Well I chickened out!
Even though I called the day's move within 8 points (I predicted a .75 rate cut would give us a 150-point pop over the 12,250 consolidation point I noted in the morning post), the actual Fed statement and the drastic .75 move in the discount window made me wonder if there was yet another big financial shoe to drop on the markets:
So, according to the Fed, the economy is worse, credit conditions are getting worse, housing is worse and they expect the problems to continue for the next few quarters. Inflation is up and they admit they are uncertain about their 10th consecutive assumption (and they are 0 for 9 so far) that it will moderate on it's own, even as they drop $100Bn out of a helicopter every week or so. Could it be that they are finally catching on to the cause and effect of inflation or are they only simply seeing that cutting rates from 5.25% to 2.25% hasn't done a damn thing so far?

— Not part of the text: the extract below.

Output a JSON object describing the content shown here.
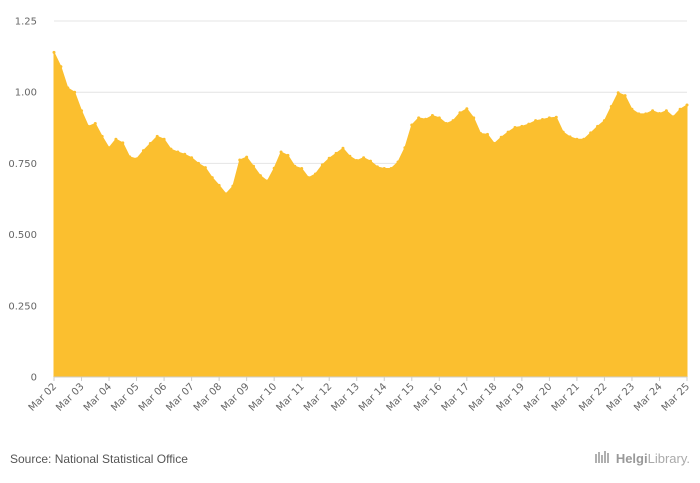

I shouldn't complain, we had another really great day but so did oil and that is NOT how we are going to fix the economy as this Fed action is aimed at bailing out the rich at the inflationary expense of the poor. It's the basics that are flying up in price – food, energy, clothing… at the same time as the value of most families' savings, which is pretty much their home, is either declining or totally wiped out. We are sitting here fretting about the solvency of the bondholders and the solvency of the investment houses yet 270M out of 300M people in this country don't have a penny in either of those things and there are just 800,000 people on this planet who subscribe to the Wall Street Journal so we are in a very rarefied group if we are concerned about whether or not BSC goes under.
The Fed is doing exactly what it was designed to do, bailing out rich folks – but what happens if screwing over the poor people has finally become a bad idea. Even the Roman armies had limits on how much they would pillage because they recognized that there were long-term benefits to leaving the conquered lands intact, so they could eventually become productive parts of the empire. The rich in this country have been on a slash and burn campaign since the first Bush tax cut transferred it's first Trillion to the top 1% and they have carpet bombed the poor and the middle class to the brink of bankruptcy since then. Who will be left to rob if we lose the middle class?
I wrote about this in detail in my article on the "Dooh Nibor Economy" so I won't rehash it all here but the WSJ has an excellent PowerPoint detailing exactly how the administration's policies were the direct cause of this "crisis" even as their lack of policies now are exacerbating the situation. These things don't happen by accident, you can't love your administration and think they are wise policy makers and sharp economists and then give them a mulligan for causing the greatest financial disaster in our nation's history by saying "who could have seen that coming?" THEY COULD HAVE, that's who! It's what we pay them for…
So should my disgust at the Fed's rate actions and statement yesterday cloud my investment decisions? Yes! I am a fundamentalist, not a TA guy. That means I invest based on the short and long-term conditions I see and what I saw in the above statement and the stream of BS I see coming from Bush and Paulson over the past week is that they are doing nothing more than saving their friends, effectively using what little is left of our government's spending power to do what is effectively giving the last lifeboats on the Titanic to the first class passengers only.
Now that doesn't mean I am giving up on the markets, just that yesterday's Fed action was little more than rearranging deck chairs on the Titanic while anyone not actually on the ship (foreign investors) can clearly see that we have struck and iceberg and are taking on water and no matter how many free pina coladas Bernanke hands out, all the 2nd class passengers are still going to die an icy, cold death.
So, until we see some better numbers from the financials, which we WILL get this Q, and until we get a pullback in commodity prices, I am going to be cautious at the top of each 5% market move and yesterday's 3.5% gain put us up a neat 6% off of last Monday's bottom and just a bit over the Dow's 50 dma at 12,358, a level we've been rejected from 3 times this year. When my ship hits an iceberg (Jan 22nd) and the captain and crew bail out the water, I may believe them once but then the ship sinks further (2/11) and they bail out more water but then we sink further (3/10) and we get to a certain point where I feel better putting on a life preserver until we get to calmer waters.
We're going to watch and see if we can hold that 5% line (12,317) on tomorrow's pullback as well as watch the 50 dma, just 40 points above it. We are still going to need follow-up action that truly addresses the housing crisis as well as some real inflation fighting and dollar stability. Once we have those items in place, then we are ready to go gung-ho bullish but, until then, I'd rather lock in those gains as they come to us.
Keep in mind that just 4 months ago, Jimmy Cayne has supposedly lost the LEAST amount of money in this group.